Knight Frank Malaysia deputy managing director Keith Ooi (pix) said the abolition of the Real Property Gains Tax (RPGT) for property disposals in the sixth and subsequent years of ownership is long-awaited. This augurs well especially for long-term property owners who wish to dispose of their existing properties for purposes of an upgrade as well as for empty nesters looking to downsize. The exemption of the tax penalty is expected to boost activity especially in the secondary market.

“We believe the residential market will continue to self-correct amid challenges brought on by the Covid-19 pandemic. In the short- to mid-term, more direct measures, however, may be required to revitalise and sustain the slow growth momentum of the property sector as the emergence of new Covid variants continues to pose downside risks,“ Ooi said in a statement today.

According to Knight Frank Malaysia’s Real Estate Highlights 2nd half of 2021 (H2’21) which features the findings of property market performance across Klang Valley, Penang, Johor Baru and Kota Kinabalu, there were generally fewer completions and launches in H2’21 as the strict containment measures to curb the spread of Covid-19 infections delayed construction works, project delivery and completion of real estate transactions.

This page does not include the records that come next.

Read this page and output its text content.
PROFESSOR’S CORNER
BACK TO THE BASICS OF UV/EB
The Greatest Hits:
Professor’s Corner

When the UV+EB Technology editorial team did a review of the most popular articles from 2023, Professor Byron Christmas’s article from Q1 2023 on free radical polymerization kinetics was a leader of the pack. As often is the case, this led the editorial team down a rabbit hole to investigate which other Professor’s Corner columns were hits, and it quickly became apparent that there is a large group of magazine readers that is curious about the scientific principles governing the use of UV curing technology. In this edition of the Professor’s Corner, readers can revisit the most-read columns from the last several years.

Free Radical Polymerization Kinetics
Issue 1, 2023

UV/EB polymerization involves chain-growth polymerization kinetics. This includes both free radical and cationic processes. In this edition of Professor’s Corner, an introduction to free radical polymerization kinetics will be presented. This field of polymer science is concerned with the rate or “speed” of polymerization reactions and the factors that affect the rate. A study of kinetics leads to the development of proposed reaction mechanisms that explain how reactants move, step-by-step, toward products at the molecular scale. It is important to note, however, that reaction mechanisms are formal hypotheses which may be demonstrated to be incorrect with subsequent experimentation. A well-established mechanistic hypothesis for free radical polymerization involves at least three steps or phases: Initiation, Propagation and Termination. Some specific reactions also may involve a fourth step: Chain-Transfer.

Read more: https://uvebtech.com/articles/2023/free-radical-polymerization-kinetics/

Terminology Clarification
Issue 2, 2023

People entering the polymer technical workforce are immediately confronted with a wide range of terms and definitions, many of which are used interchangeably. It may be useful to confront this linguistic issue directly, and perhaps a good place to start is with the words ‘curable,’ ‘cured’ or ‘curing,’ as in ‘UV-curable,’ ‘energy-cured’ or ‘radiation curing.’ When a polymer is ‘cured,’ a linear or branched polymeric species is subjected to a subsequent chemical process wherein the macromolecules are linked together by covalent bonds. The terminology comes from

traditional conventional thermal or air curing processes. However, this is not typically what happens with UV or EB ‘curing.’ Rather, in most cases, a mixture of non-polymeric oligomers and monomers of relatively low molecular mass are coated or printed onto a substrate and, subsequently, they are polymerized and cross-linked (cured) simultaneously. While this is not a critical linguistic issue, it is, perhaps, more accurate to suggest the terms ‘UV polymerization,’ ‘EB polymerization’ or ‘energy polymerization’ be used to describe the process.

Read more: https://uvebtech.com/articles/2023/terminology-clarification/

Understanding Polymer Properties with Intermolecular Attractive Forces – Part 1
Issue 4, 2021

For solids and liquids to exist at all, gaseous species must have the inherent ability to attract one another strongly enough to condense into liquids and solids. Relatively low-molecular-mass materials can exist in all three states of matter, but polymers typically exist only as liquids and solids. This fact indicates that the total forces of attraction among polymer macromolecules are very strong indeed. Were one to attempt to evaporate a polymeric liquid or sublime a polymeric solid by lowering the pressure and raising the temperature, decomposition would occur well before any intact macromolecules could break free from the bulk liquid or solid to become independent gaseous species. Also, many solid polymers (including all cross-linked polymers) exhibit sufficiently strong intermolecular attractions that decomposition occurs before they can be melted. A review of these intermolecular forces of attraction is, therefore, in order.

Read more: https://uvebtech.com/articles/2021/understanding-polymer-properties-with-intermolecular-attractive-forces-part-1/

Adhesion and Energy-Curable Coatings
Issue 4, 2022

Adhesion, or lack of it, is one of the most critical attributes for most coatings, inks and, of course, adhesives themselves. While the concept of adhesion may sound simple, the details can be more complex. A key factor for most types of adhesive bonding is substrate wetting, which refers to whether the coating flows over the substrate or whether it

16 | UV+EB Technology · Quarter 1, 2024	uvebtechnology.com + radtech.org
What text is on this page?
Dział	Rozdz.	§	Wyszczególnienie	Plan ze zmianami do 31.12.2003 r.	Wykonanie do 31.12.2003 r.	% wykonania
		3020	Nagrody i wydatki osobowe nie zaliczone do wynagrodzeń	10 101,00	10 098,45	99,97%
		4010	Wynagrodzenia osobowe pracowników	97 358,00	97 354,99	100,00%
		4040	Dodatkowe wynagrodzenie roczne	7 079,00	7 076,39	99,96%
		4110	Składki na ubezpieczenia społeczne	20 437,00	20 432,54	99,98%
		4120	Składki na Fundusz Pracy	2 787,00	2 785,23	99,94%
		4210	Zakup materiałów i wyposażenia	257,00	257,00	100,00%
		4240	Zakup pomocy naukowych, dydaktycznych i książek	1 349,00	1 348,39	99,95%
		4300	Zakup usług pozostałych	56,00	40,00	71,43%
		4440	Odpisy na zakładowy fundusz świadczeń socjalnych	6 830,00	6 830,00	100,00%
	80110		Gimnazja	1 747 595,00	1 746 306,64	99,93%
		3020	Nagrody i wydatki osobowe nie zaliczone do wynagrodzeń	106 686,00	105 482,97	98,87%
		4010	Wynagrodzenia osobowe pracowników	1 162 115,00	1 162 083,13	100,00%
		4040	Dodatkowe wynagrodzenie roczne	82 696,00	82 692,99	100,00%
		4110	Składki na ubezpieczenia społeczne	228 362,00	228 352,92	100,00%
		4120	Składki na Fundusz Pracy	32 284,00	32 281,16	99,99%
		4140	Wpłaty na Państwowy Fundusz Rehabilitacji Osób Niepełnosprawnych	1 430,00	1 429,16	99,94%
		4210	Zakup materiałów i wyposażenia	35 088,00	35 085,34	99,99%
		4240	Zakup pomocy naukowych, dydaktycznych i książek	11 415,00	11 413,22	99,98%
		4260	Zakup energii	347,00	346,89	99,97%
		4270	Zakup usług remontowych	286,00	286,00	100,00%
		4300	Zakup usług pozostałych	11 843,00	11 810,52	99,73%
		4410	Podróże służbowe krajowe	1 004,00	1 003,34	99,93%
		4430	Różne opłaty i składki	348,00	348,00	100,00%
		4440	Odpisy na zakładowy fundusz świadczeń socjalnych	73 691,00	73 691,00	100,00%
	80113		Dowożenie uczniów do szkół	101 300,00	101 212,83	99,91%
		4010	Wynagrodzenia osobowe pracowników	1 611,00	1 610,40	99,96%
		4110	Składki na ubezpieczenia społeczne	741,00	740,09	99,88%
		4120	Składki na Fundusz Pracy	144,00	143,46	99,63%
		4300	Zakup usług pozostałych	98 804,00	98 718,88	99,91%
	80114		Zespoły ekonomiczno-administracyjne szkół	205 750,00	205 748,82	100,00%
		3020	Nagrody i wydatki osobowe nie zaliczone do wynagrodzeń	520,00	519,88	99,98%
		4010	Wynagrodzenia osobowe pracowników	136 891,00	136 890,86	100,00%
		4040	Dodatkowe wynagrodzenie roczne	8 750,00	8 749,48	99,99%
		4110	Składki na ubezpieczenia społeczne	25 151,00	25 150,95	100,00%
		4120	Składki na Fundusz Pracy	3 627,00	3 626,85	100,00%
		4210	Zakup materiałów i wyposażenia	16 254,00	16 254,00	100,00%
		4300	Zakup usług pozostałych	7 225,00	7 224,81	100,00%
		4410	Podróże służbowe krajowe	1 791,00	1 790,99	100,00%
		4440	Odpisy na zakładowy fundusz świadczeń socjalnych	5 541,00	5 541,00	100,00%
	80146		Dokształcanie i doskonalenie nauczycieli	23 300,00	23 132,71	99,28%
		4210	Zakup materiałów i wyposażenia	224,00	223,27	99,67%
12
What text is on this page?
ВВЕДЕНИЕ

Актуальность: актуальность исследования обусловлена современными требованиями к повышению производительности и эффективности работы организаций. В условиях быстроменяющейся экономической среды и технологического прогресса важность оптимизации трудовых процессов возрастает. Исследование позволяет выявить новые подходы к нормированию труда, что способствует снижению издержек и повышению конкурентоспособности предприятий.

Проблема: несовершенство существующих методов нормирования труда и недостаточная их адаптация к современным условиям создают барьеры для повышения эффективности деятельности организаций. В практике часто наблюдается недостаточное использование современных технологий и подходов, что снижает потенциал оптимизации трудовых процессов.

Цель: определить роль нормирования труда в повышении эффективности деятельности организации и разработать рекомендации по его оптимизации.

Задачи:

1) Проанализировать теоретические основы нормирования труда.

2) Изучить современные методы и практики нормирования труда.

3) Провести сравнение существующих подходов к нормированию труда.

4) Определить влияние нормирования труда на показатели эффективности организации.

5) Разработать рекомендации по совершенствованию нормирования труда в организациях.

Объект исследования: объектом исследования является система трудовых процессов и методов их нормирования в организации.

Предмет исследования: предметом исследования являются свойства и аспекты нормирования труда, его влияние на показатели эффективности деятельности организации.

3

Knight Frank Malaysia managing director Sarkunan Subramaniam highlighted that during the review period, there was only one notable completion in Kuala Lumpur’s high-end condominium market (Ascott Residence – 199 units), bringing the cumulative supply to 66,128 units.

“The HOC which has just ended, had been beneficial for first-time homebuyers as well as developers – improving sales and reducing property overhang. In Q3’21, the volume of transactions of high-rise residential properties (including serviced apartments) in Kuala Lumpur showed upward trend, soaring 25.5% on the quarter albeit registering lower transacted value, likely supported by gradual easing of restrictions and reopening of sales galleries.”

The prohibition of physical property viewings and other sales activities (including closure of sales galleries) during the prolonged phases of lockdown had impacted housing sales. In the primary market, there has been a shift towards virtual viewings/tours with online sales on the rise as more developers embrace digital marketing. Physical property viewing, however, is still preferred for most sub-sale homes.

The pandemic has also spurred demand for properties away from the hustle and bustle of the city as evidenced by zero new launches within KL City during this review period.

Ooi said the Covid-19 pandemic has fuelled demand for residential properties especially landed housing in established and upcoming suburbs with good connectivity where prices are more affordable and competitive. With the potential shift to hybrid work arrangements post-pandemic, homebuyers are seeking ideal living spaces which are larger with higher emphasis on functionality and comfort.

“With the government’s focus skewed towards the primary market in terms of incentives and policies, the momentum in Kuala Lumpur’s secondary market remained flattish. During the review period, the overall average transacted price in Kuala Lumpur’s high-end residential sector remained relatively stable with a slight decrease of 0.6%.

“The pricing for prime housing, particularly landed residential properties, are expected to gradually rise throughout 2022 as the property market is widely expected to start recovering on the back of a more positive outlook,” Ooi added.

Associate director of residential market Kelvin Yip highlighted that the average asking prices for selected high-end high-rise schemes in KL City, Ampang Hilir/U-Thant and Bangsar were marginally lower while in the sub-markets of Damansara Heights and Kenny Hills, they remained in the positive territory. Meanwhile, the average transacted price in Mont’ Kiara continued to hold steady.